初のWSで初戦先発へ“オフ返上”宣言「明日もトレーニングする」 ドジャースが1988年以来となるワールドシリーズ(WS)…
初のWSで初戦先発へ“オフ返上”宣言「明日もトレーニングする」
ドジャースが1988年以来となるワールドシリーズ(WS)進出を決めた。絶対的エース左腕クレイトン・カーショー投手は19日(日本時間20日)、敵地で行われたカブスとのリーグ優勝決定シリーズ第5戦で先発し、6回3安打5奪三振1四球1失点の力投で勝利投手に。デーブ・ロバーツ監督から早くも24日(日本時間25日)に迎えるWS初戦の先発投手に任命されると、「それは明日トレーニングをするということを意味する。ドジャースタジアムで会おう」と、中4日で迎える自身初のワールドシリーズにオフ返上で調整することを宣言した。
2008年にメジャーデビュー後、これまで阻まれ続けてきたリーグ優勝決定シリーズの壁を、2度の力投でぶち破った左腕。シャンパンファイトで勝利の美酒を思い切り堪能した。
人生初のワールドシリーズの大舞台を前にしたエース左腕は万感の様子だった。
「子供の頃から、メジャーでプレーすることに憧れていた。ワールドシリーズでプレーできることなんて、信じられないぐらいスペシャルな瞬間だよ。結婚して、子供も授かったけれど、自分の人生で最高の1日のうちの1つなんだ」
記者会見でこう勝った。この日は4回のブライアントのソロ弾を許した以外、ほぼ完璧なピッチングでポストシーズン2勝目を挙げたカーショーにとっては夢に見た舞台が目の前に存在する。

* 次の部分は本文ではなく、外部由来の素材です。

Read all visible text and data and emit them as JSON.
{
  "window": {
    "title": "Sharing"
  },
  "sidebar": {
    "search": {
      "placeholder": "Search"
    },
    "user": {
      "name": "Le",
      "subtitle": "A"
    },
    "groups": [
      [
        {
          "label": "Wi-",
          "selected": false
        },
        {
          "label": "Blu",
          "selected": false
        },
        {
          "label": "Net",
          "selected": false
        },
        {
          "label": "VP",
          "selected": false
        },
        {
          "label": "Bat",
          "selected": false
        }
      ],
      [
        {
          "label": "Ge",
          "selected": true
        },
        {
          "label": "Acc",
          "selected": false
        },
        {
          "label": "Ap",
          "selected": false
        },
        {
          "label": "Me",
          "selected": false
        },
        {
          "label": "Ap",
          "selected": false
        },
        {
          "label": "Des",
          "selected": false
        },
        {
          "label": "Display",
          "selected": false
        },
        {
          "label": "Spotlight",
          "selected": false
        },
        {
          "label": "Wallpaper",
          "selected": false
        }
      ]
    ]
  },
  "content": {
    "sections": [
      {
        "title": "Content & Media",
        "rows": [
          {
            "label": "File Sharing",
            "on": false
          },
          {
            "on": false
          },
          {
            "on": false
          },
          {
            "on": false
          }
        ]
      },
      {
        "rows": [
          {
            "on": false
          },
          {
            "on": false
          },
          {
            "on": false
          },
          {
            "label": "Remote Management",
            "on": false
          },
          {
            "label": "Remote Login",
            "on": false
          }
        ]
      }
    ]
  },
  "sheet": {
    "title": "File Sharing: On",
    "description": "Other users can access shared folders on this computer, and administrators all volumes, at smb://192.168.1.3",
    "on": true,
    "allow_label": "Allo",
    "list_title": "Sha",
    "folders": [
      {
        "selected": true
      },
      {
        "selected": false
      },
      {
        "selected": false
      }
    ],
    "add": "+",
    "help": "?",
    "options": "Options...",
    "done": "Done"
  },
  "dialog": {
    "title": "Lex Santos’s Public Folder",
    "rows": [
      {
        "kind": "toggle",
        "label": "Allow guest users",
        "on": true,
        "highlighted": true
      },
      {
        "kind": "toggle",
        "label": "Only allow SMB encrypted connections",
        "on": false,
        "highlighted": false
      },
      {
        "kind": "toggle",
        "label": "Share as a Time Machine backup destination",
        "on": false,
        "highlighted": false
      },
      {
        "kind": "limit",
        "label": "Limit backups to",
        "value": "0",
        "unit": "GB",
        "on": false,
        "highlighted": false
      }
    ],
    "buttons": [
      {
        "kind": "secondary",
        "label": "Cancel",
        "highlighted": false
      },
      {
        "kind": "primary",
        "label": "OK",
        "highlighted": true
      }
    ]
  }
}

投手としての栄華はすでに極めた。サイ・ヤング賞3度、MVPも受賞した。29歳にして「今日、現役引退しても米国野球殿堂入り確実」と呼ばれるスーパーエースだが、これまで世界一決定戦はテレビの前で見るしかなかった。
ア・リーグの優勝決定シリーズにも注目「願わくば第7戦までもつれてほしい」
その辛さを質問されたカーショーは「忍耐という言葉は正しいとは思わない。でも、7年間で5回もポストシーズンに進出しているような球団の一員としても、こんなこと(ワールドシリーズ出場)はそんな頻繁に起きるものではない。ここまで来るためにこんなに多いチャンスを手にできたことにただ感謝したい」と謙虚に語った。
そして、ロバーツ監督は勝利直後の記者会見で、5日後にドジャースタジアムで行われるワールドシリーズ初戦の先発登板を発表した。
すると、「それはつまり、僕が明日トレーニングをするという意味だ。みんなドジャースタジアムで会おう」と、シカゴからロサンゼルスに戻った後、オフ無しでトレーニングに励むことを冗談交じりに断言したカーショー。そして、ヤンキースが逆王手をかけたアストロズとのア・リーグ地区優勝決定シリーズについて自ら言及した。
「すごくワクワクしている。明日の試合も見るよ。願わくば第7戦までもつれてほしい。第7戦は延長37回まで戦ってほしい。カブスとナショナルズの間でかつてあったようにね。我々が最高勝率を記録したことはそういうことなんだ。ドジャースタジアムで幕開けとなる。ホームに帰るんだ。指名打者について悩まなくてもいい。最高だ。ワクワクしてるよ」
人格者として有名なカーショーだが、すでに勝負師と化していた。ワールドシリーズにやって来る対戦相手が極限まで消耗することを希望。レギュラーシーズンでメジャー最高勝率を誇ったドジャースは、すでにホームフィールドアドバンテージを手にしている。